Car la méthode d’Alice Diop, qui y va à l’intuition pour l’écriture et se laisse volontiers déterminer par ce qui arrive au tournage, ouvre la forme épurée du film, la froide beauté de ses plans fixes durant le procès, pour prendre par moment des risques, des chemins de traverse, jusqu’à rendre inaudibles certaines minutes du procès. En adoptant le regard de Rama et s’attachant à ce personnage, elle cultive le hors-champ et sublime la violence à l’œuvre.

Férue de peinture autant que de lecture, Alice Diop a travaillé l’image avec Claire Mathon pour tendre vers les clairs-obscurs et des chromaties signifiantes, tout en restant le plus possible en lumière naturelle. Laurence Coly est ainsi cadrée sur le mur ocre de la salle d’audience, toujours vêtue du même gilet d’un ton semblable. Cette palette de bruns roux agit comme des extensions de sa propre peau, ce qui renforce sa puissance dans sa fragilité. Alice s’est inspirée pour cela des portraits de la Renaissance et de l’impressionnant Grape Wine d’Andrew Wyeth.

Reste l’apport de la musique avec la Partita for 8 Voices de Caroline Shaw, qui mêle les accents vocaux d’intriguante façon, et ce blues final avec le Little Girl Blue de Nina Simone : « What can you do? / Old girl you’re through / Sit there, count your little fingers /Unhappy little girl blue » (Que peux-tu faire ? / Ma petite, c’en est fini / Assieds-toi là, compte tes petits doigts / Petite fille malheureuse et nostalgique).
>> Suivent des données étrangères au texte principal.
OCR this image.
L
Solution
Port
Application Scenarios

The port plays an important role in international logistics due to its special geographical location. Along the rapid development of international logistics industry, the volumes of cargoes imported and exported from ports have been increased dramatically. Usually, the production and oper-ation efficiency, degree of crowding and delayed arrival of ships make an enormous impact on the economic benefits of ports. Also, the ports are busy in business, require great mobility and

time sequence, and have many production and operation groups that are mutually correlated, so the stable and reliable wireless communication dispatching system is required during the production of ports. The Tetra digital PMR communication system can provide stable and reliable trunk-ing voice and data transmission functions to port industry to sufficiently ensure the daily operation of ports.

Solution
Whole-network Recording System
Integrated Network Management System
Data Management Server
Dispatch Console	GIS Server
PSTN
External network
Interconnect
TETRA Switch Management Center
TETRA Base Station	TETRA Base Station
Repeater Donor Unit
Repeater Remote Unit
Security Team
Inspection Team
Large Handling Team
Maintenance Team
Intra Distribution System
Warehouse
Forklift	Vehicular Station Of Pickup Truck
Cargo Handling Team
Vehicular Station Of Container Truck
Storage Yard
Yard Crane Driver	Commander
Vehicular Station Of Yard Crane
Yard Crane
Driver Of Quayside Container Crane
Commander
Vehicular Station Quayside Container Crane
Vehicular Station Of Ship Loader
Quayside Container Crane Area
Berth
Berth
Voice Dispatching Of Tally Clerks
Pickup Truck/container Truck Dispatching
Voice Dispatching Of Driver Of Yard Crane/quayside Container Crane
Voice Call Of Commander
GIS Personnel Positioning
Ce sont tous ces éléments qui permettent au film d’agir comme un miroir : nous ne regardons plus seulement Laurence Coly mais nous nous regardons à travers elle, dans nos préjugés et nos monstruosités, ces « sales petits secrets » dont parlait Deleuze, mais aussi dans nos chimères. Elle est en nous. Saint Omer reste ainsi un labyrinthe, à la recherche d’une voie de sortie du dilemme norme / rébellion. « What can you do ? » nous souffle Nina Simone à l’oreille. « La monstruosité est une arme, une force, pour repousser les murs de la normativité », déclarait Julie Ducournau en recevant la Palme d’or à Cannes en 2021 pour Titane (cf. Cannes 2021 : de quels monstres parle-t-on ?) Bouleversée, ayant senti sa proximité avec Laurence Coly, ayant même échangé avec elle un regard, Rama la romancière peut affirmer la puissance singulière de sa propre humanité et s’inscrire dans son histoire, qui est celle du monde. Elle est elle. Elle est Médée. » 

[1] Trois femmes puissantes, Marie Ndiaye, Gallimard 2009, p. 136.

[2] Marc-Antoine Charpentier, Médée : poème de Thomas Corneille, Actes Sud, Arles 1993 – dans la scène 6, dialogue entre Médée et Créon.

[3] Souviens-toi que je suis Médée : Medea nunc sum, Isabelle Stengers, Éditeur : les Empêcheurs de penser en rond, 1993.